Hi Everyone,I went through the TCPS tutorial and readings and I had some questions/ comments that I would like some feedback on.First, one of the goals of the TCPS is "to harmonize the ethics review process. The Agencies expect that REBs will benefit from common procedures within a shared ethical framework. This will also benefit those projects involving researchers from different disciplines or institutions." I do not agree that 'harmonize' is the best word to use in the policy since it implies that all cases are considered from a similar standpoint. When in fact all projects are unique and need to be analyzed with a different lens. Each situation depends on the context, subjects involved, type of research, method of data collection/ analysis and so on. The basis for having a research ethics board is to analyze the different cases using some underlying "screening" criteria that can be applied to cases, however all research projects are different and each has its own requirements and demands that need to be analyzed independently of other cases or a 'cookie cutter' mold. Such as cases that pose more risk and thus undergo more scrutiny from the board members.

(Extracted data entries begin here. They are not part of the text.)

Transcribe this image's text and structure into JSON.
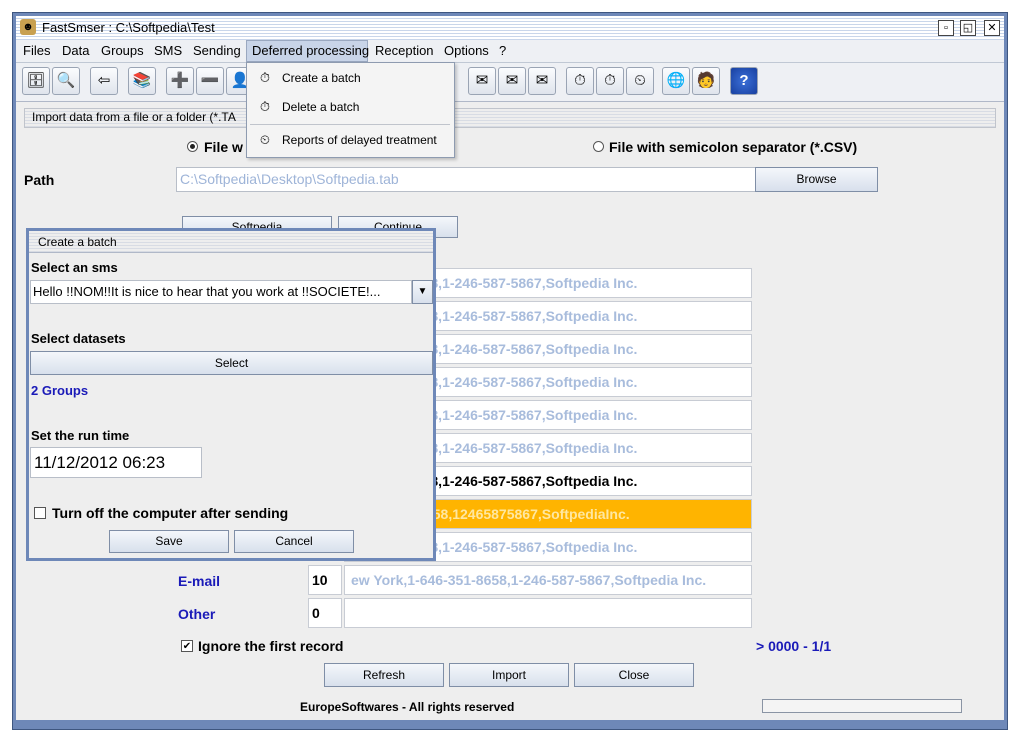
{
  "window": {
    "title": "FastSmser : C:\\Softpedia\\Test"
  },
  "menu": [
    "Files",
    "Data",
    "Groups",
    "SMS",
    "Sending",
    "Deferred processing",
    "Reception",
    "Options",
    "?"
  ],
  "deferred_menu": {
    "create": "Create a batch",
    "delete": "Delete a batch",
    "reports": "Reports of delayed treatment"
  },
  "import": {
    "header": "Import data from a file or a folder (*.TA",
    "radio_tab": "File w",
    "radio_csv": "File with semicolon separator (*.CSV)",
    "path_label": "Path",
    "path_value": "C:\\Softpedia\\Desktop\\Softpedia.tab",
    "browse": "Browse",
    "combo_left": "Softpedia",
    "combo_right": "Continue"
  },
  "rows": [
    "646-351-8658,1-246-587-5867,Softpedia Inc.",
    "646-351-8658,1-246-587-5867,Softpedia Inc.",
    "646-351-8658,1-246-587-5867,Softpedia Inc.",
    "646-351-8658,1-246-587-5867,Softpedia Inc.",
    "646-351-8658,1-246-587-5867,Softpedia Inc.",
    "646-351-8658,1-246-587-5867,Softpedia Inc.",
    "646-351-8658,1-246-587-5867,Softpedia Inc.",
    "k,16463518658,12465875867,SoftpediaInc.",
    "646-351-8658,1-246-587-5867,Softpedia Inc.",
    "ew York,1-646-351-8658,1-246-587-5867,Softpedia Inc.",
    ""
  ],
  "fields": {
    "email_label": "E-mail",
    "email_value": "10",
    "other_label": "Other",
    "other_value": "0"
  },
  "ignore_first": "Ignore the first record",
  "counter": "> 0000 - 1/1",
  "buttons": {
    "refresh": "Refresh",
    "import": "Import",
    "close": "Close"
  },
  "footer": "EuropeSoftwares - All rights reserved",
  "dialog": {
    "title": "Create a batch",
    "select_sms_label": "Select an sms",
    "sms_value": "Hello !!NOM!!It is nice to hear that you work at !!SOCIETE!...",
    "select_datasets_label": "Select datasets",
    "select_button": "Select",
    "groups": "2 Groups",
    "run_time_label": "Set the run time",
    "run_time_value": "11/12/2012 06:23",
    "turn_off": "Turn off the computer after sending",
    "save": "Save",
    "cancel": "Cancel"
  },
  "colors": {
    "accent": "#6e88b8",
    "highlight": "#ffb400",
    "link_blue": "#1a1ab8"
  }
}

My second question concerns the membership of the REB. The policy states that "REBs that review biomedical research are required to have a member knowledgeable in the relevant law." Does this statement also apply research in other fields of study such as the natural sciences, engineering and so on where an expert who is knowledgeable in the law is needed to be a part of the board members?
In reply to Pam's comments, I think the term harmonize is used to mean "converge" - in the sense that if researchers and the REB both fully understand the guidelines, then they will find it easier to apply for and grant approval to do research. Everyone knows what is expected. To the second point, I would assume that this would also apply in the natural sciences and engineering, from my reading of the documents.
If a researcher uses only information in the public domain, then they may not need approval - or at the very least, expedited approval. What if I publish my research data publicly as it is generated, immediately placing it in the public domain? Does this preclude me from ethics approval?